A CNN teve acesso exclusivo a esses prisioneiros recém-recrutados na semana passada, perto da crucial cidade de Pokrovsk, em Donbass. A cidade se tornou um ponto focal nas últimas semanas como parte da linha de contato de quase 600 milhas que está desesperadamente carente de homens, munição e sempre invadindo as vastas e mais bem abastecidas forças russas.
Entre os recrutas está Vitaly, 41, um viciado recuperado e pai de cinco filhos. Ele pediu para ser identificado pelo primeiro nome apenas por razões de segurança.
Vitaly disse à CNN que cumpriu 10 anos de prisão por quatro crimes diferentes, mais recentemente por lesões corporais graves.
Empoleirado em um toco de árvore, Vitaly murmura: "Minha vida era uma loucura. Eu cresci com bandidos, assim como todos os nossos caras (na unidade)."
Mas, ao ingressar nas fileiras das Forças Armadas ucranianas, ele viu uma oportunidade.
"Preciso virar a página da minha vida. Minha vida estava uma bagunça. É melhor ser útil aqui, estar perto de irmãos ... e um círculo social completamente diferente", disse ele.

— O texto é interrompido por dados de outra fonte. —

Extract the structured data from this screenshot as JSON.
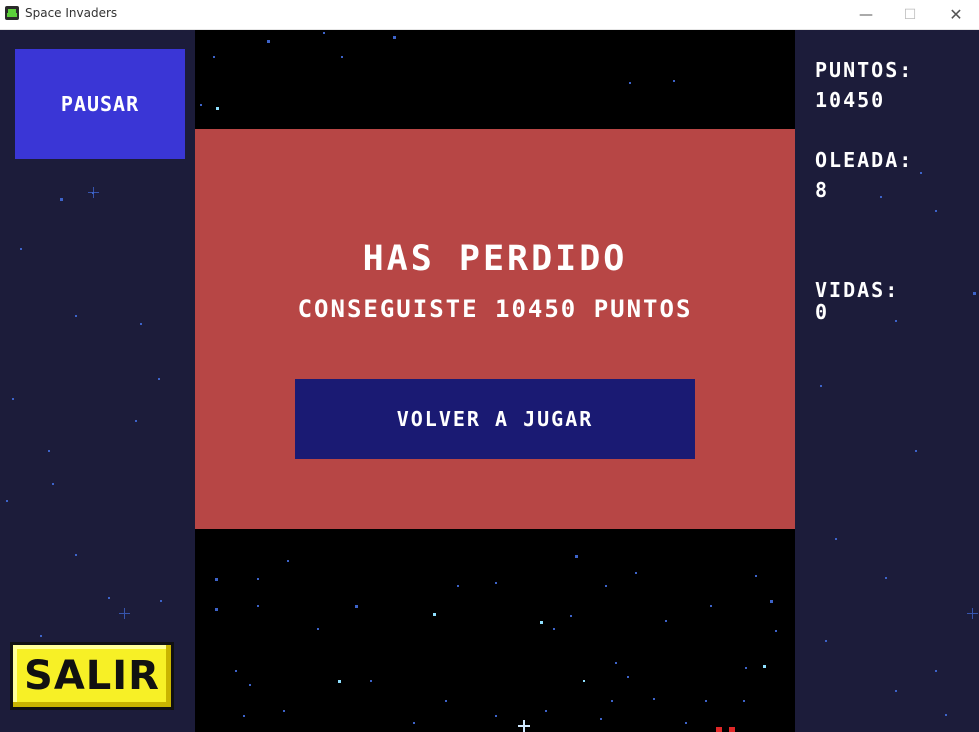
{
  "window": {
    "title": "Space Invaders",
    "minimize_glyph": "—",
    "maximize_glyph": "☐",
    "close_glyph": "✕"
  },
  "controls": {
    "pause_label": "PAUSAR",
    "exit_label": "SALIR"
  },
  "stats": {
    "points_label": "PUNTOS:",
    "points_value": "10450",
    "wave_label": "OLEADA:",
    "wave_value": "8",
    "lives_label": "VIDAS:",
    "lives_value": "0"
  },
  "game_over": {
    "title": "HAS PERDIDO",
    "score_message": "CONSEGUISTE 10450 PUNTOS",
    "replay_label": "VOLVER A JUGAR"
  },
  "colors": {
    "side_panel": "#1c1c3a",
    "game_background": "#000000",
    "overlay": "#b74645",
    "pause_button": "#3a36d6",
    "replay_button": "#1a1a73",
    "exit_button": "#f7f026",
    "star_blue": "#3d63c9",
    "star_cyan": "#8fe0ff"
  }
}
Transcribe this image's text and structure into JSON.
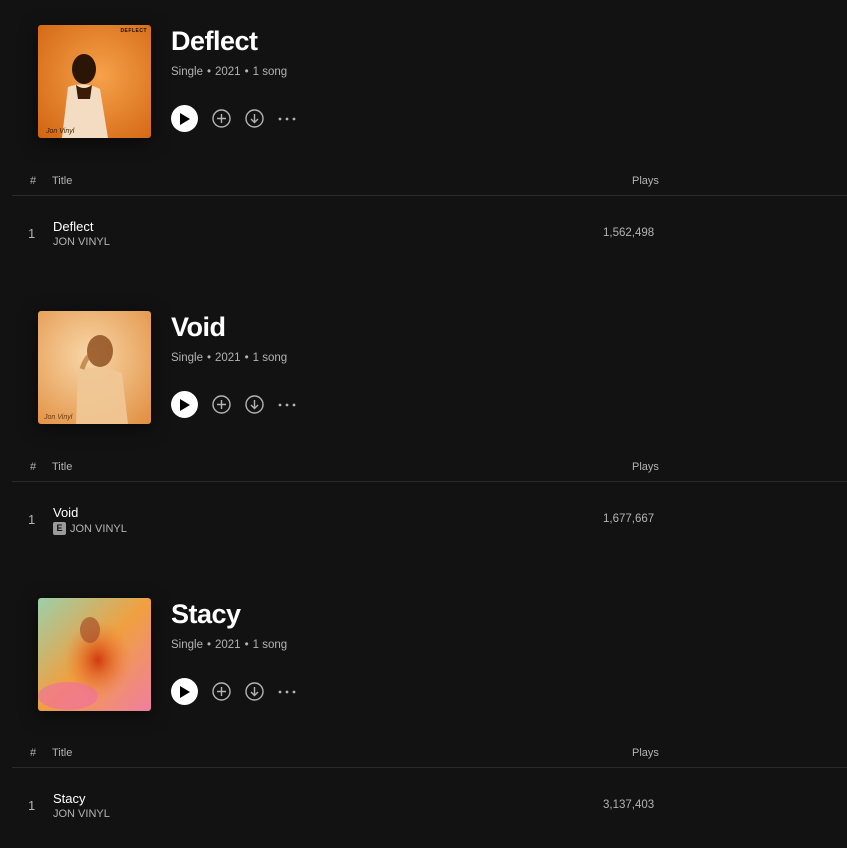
{
  "columns": {
    "hash": "#",
    "title": "Title",
    "plays": "Plays"
  },
  "releases": [
    {
      "title": "Deflect",
      "type": "Single",
      "year": "2021",
      "song_count": "1 song",
      "cover_tag": "DEFLECT",
      "cover_colors": [
        "#f08a2c",
        "#d66a14"
      ],
      "track": {
        "number": "1",
        "title": "Deflect",
        "artist": "JON VINYL",
        "explicit": false,
        "plays": "1,562,498"
      }
    },
    {
      "title": "Void",
      "type": "Single",
      "year": "2021",
      "song_count": "1 song",
      "cover_tag": "",
      "cover_colors": [
        "#f4c58e",
        "#e29a4e"
      ],
      "track": {
        "number": "1",
        "title": "Void",
        "artist": "JON VINYL",
        "explicit": true,
        "explicit_label": "E",
        "plays": "1,677,667"
      }
    },
    {
      "title": "Stacy",
      "type": "Single",
      "year": "2021",
      "song_count": "1 song",
      "cover_tag": "",
      "cover_colors": [
        "#8fc6a2",
        "#f07e2a"
      ],
      "track": {
        "number": "1",
        "title": "Stacy",
        "artist": "JON VINYL",
        "explicit": false,
        "plays": "3,137,403"
      }
    }
  ],
  "icons": {
    "play": "play-icon",
    "add": "add-circle-icon",
    "download": "download-icon",
    "more": "more-options-icon"
  }
}
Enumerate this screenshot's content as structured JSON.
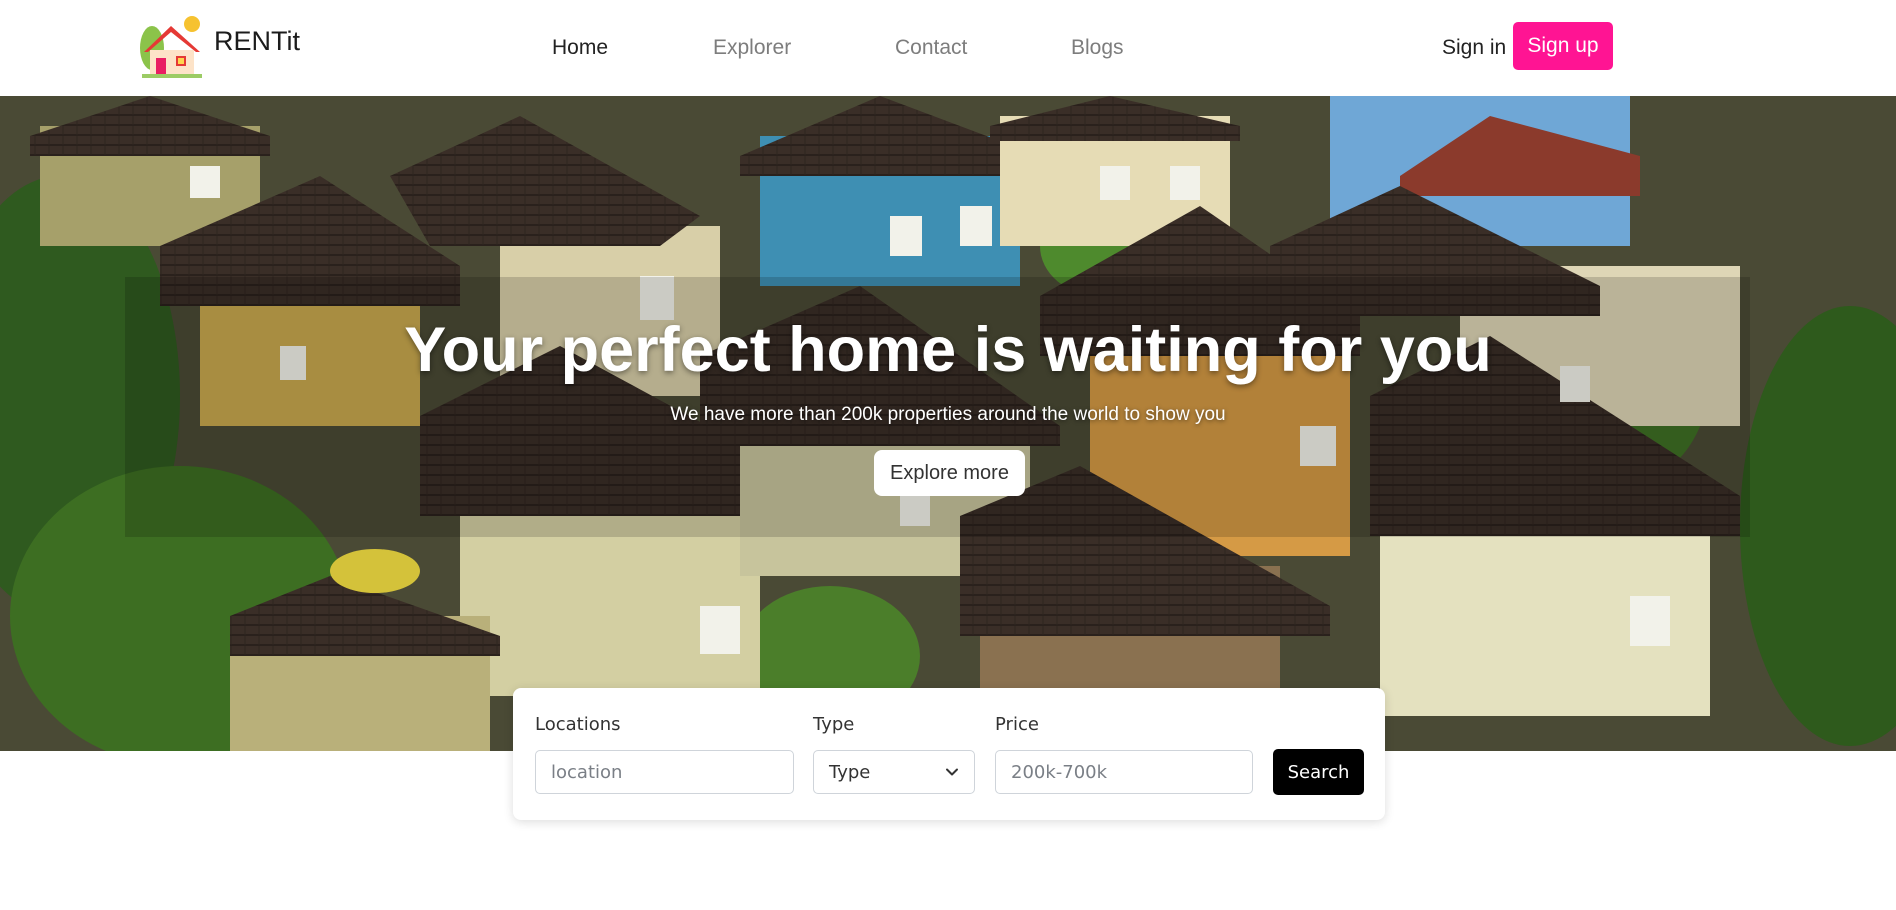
{
  "brand": {
    "name": "RENTit",
    "logo_icon": "house-logo-icon"
  },
  "nav": {
    "items": [
      {
        "label": "Home",
        "active": true
      },
      {
        "label": "Explorer",
        "active": false
      },
      {
        "label": "Contact",
        "active": false
      },
      {
        "label": "Blogs",
        "active": false
      }
    ],
    "signin_label": "Sign in",
    "signup_label": "Sign up"
  },
  "hero": {
    "title": "Your perfect home is waiting for you",
    "subtitle": "We have more than 200k properties around the world to show you",
    "cta_label": "Explore more"
  },
  "search": {
    "location": {
      "label": "Locations",
      "placeholder": "location"
    },
    "type": {
      "label": "Type",
      "selected": "Type",
      "icon": "chevron-down-icon"
    },
    "price": {
      "label": "Price",
      "placeholder": "200k-700k"
    },
    "button_label": "Search"
  },
  "colors": {
    "accent": "#ff1493",
    "search_button": "#000000",
    "text_muted": "#7d7d7d"
  }
}
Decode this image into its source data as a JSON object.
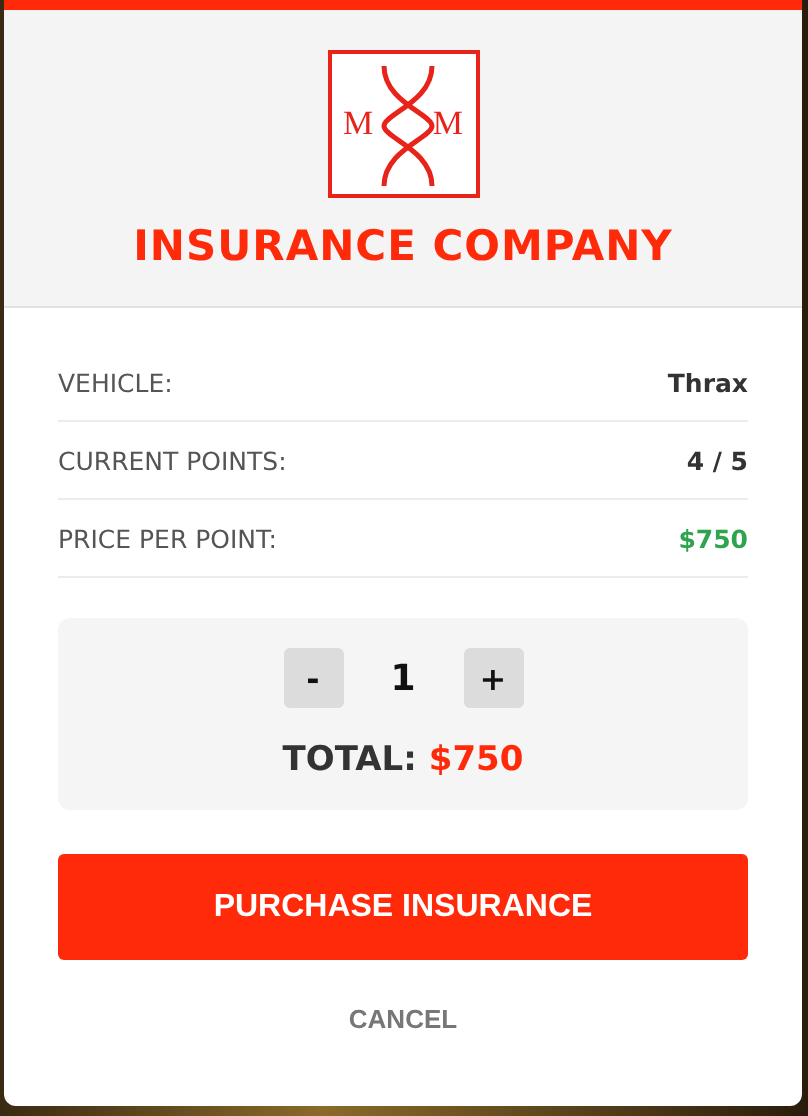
{
  "logo": {
    "letters": [
      "M",
      "M"
    ]
  },
  "title": "INSURANCE COMPANY",
  "rows": [
    {
      "label": "VEHICLE:",
      "value": "Thrax",
      "color": "#333333"
    },
    {
      "label": "CURRENT POINTS:",
      "value": "4 / 5",
      "color": "#333333"
    },
    {
      "label": "PRICE PER POINT:",
      "value": "$750",
      "color": "#2ea44f"
    }
  ],
  "quantity": {
    "minus": "-",
    "value": "1",
    "plus": "+"
  },
  "total": {
    "label": "TOTAL:",
    "value": "$750"
  },
  "buttons": {
    "purchase": "PURCHASE INSURANCE",
    "cancel": "CANCEL"
  }
}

Ele está nas trincheiras há três meses após um curto período de treinamento de 21 dias. Vitaly não se arrepende de sua escolha de se juntar ao exército, mas disse que foi ingênuo sobre o que esperar.
"A vida é difícil aqui, é divertido ... mas não achei que seria tão difícil", disse ele.
A vida como soldado de infantaria é particularmente perigosa, com baixas maiores do que outros membros das forças armadas. Os soldados de infantaria são frequentemente expostos a ataques de drones russos e trincheiras de assalto enquanto atravessam grandes extensões de terra a pé.
Vitaly se lembra de um ataque de drone particularmente brutal a um camarada.
"Ele foi desmontado. É tão difícil de assistir... mas o que você pode fazer? Você não pode ajudar. Você precisa deixá-los para trás porque metade do homem já se foi", disse ele.
Em junho, o Ministério da Defesa lançou uma iniciativa que dá aos prisioneiros a chance de servir no exército, em troca de liberdade após a guerra.
Existem regras rígidas sobre o recrutamento de prisioneiros para o exército, no entanto. Os condenados que cometeram estupro ou qualquer tipo de violência sexual estão proibidos de participar. A maioria dos ex-presidiários que a CNN conheceu foi presa por crimes como roubo ou lesões corporais graves.
O batalhão Shkval disse à CNN que está fazendo pedidos legais para permitir que prisioneiros que cometeram assassinato se juntem às suas fileiras, porque sentem que esses presos podem possuir as habilidades necessárias no campo de batalha.
Vitaly é um dos 4.650 condenados, incluindo 31 mulheres, que foram libertados e convocados para o serviço militar, disse o Ministério da Defesa da Ucrânia à CNN. No total, 5.764 expressaram o desejo de servir. O ministério não disse quantos estavam servindo atualmente na linha de frente
A iniciativa de condenar para combater, bem como uma reforma do recrutamento, são uma tentativa de reforçar as fileiras vacilantes de soldados ucranianos após dois anos e meio de guerra opressiva. Mas as pessoas com quem a CNN conversou ao longo da linha de frente sugeriram problemas com o programa, incluindo períodos de treinamento curtos e inconsistentes. Essas dificuldades, juntamente com a escassez crônica de mão de obra, estão prejudicando a capacidade da Ucrânia de repelir as forças invasoras do presidente russo, Vladimir Putin, disseram eles.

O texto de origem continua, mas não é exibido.